Após a saída de Andreia e Rafael o engravatado, vai até a sala de outro investigador, munido do pendrive e comentam sobre o caso.
- Engravatado: mais um.
- Investigador: é o segundo em três meses, estão ficando muito espertos, não é coincidência estarem encontrando essas coisas.
- Engravatado: eles sabem que existimos, querem que saibamos que existem também.
- Investigador: então enviando essas mensagens pra disseminar o medo, temos que impedir o máximo possível que isso se espalhe! Talvez o medo seja proporcional a força deles.
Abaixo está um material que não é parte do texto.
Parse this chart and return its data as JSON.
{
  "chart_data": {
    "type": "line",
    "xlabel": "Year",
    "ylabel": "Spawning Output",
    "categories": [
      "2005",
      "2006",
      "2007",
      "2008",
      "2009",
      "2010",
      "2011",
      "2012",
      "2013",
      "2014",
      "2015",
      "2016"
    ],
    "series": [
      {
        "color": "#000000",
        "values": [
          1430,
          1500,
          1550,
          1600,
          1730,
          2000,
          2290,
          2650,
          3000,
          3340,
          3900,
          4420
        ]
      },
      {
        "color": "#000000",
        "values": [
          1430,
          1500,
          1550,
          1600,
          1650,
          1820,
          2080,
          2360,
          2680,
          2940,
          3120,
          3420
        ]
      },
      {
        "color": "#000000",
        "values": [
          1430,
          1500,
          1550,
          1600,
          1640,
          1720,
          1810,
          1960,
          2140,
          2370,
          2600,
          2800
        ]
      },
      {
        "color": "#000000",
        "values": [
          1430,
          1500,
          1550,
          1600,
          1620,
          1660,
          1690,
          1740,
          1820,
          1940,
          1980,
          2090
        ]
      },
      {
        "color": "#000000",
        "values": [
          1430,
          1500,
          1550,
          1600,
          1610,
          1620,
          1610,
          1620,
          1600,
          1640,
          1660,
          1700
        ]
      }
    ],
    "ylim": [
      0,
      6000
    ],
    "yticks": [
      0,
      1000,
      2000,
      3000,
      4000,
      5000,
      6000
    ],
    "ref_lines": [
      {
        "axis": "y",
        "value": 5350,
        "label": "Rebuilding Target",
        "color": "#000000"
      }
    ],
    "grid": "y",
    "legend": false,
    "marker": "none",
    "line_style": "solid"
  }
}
- Engravatado: se as mensagens conseguem atravessar, um dia eles vão conseguir também! É só questão de tempo.
- Investigador: (preocupado) ou de força... Destrua isso assim como outros, ninguém mais deve ver isso!
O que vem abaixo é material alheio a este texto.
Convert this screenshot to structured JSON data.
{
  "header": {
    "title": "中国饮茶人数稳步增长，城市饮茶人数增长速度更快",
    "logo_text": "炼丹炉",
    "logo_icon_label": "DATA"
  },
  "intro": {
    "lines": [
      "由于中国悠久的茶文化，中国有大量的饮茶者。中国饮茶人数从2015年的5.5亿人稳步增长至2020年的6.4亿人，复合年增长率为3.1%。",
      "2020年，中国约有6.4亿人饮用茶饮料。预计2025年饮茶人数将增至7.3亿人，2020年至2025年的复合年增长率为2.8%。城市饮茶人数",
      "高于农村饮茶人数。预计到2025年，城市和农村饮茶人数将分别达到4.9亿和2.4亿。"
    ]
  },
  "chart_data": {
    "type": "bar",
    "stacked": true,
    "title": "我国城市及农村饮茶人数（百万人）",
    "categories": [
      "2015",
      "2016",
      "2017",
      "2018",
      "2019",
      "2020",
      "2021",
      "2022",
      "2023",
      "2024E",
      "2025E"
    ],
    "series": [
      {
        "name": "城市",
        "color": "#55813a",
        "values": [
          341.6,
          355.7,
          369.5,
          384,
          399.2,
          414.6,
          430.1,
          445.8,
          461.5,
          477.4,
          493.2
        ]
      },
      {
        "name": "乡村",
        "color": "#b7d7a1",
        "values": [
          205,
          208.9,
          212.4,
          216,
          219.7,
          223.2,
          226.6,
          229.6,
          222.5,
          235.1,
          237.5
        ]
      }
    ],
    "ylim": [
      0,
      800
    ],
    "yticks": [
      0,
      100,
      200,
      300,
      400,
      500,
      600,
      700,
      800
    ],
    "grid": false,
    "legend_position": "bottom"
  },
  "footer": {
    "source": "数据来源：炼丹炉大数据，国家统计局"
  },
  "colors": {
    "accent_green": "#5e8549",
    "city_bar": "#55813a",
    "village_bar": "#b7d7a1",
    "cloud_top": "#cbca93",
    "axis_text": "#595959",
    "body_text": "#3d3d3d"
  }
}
O casal chega em casa muito chateado, por terem sido desacreditados completamente e mais ainda por terem entregado um material tão convincente, com tamanha qualidade e nitidez e não ter sido suficiente para receber a atenção devida. Algumas horas, após uma longa conversa, tomam uma decisão.
- Andreia: eles não podem fazer isso, olhar na nossa cara e dizer que o que estamos vendo na nossa frente não é real, não são eles que vão decidir isso!
- Rafael: se fizer isso, não tem mais volta! Sabe disso né?
- Andreia: eu sei! As pessoas vão ver suas ruas, suas casas e vão poder decidir o que fazer com essa informação.
- Rafael: tem certeza?
- Andreia: sim!
Andreia, que já havia feito uma cópia dos vídeos, os joga na rede e no dia seguinte há centenas de comentários de pessoas que reconheceram suas casas e seus bairros, mas não as pessoas que estavam lá, o medo, desespero e confusão se espalham, uns desmentem, outros acreditam e muitos criam suas teorias, mas um comentário anônimo chama atenção de Andreia e Rafael, nele dizia “obrigado, agora somos reais”.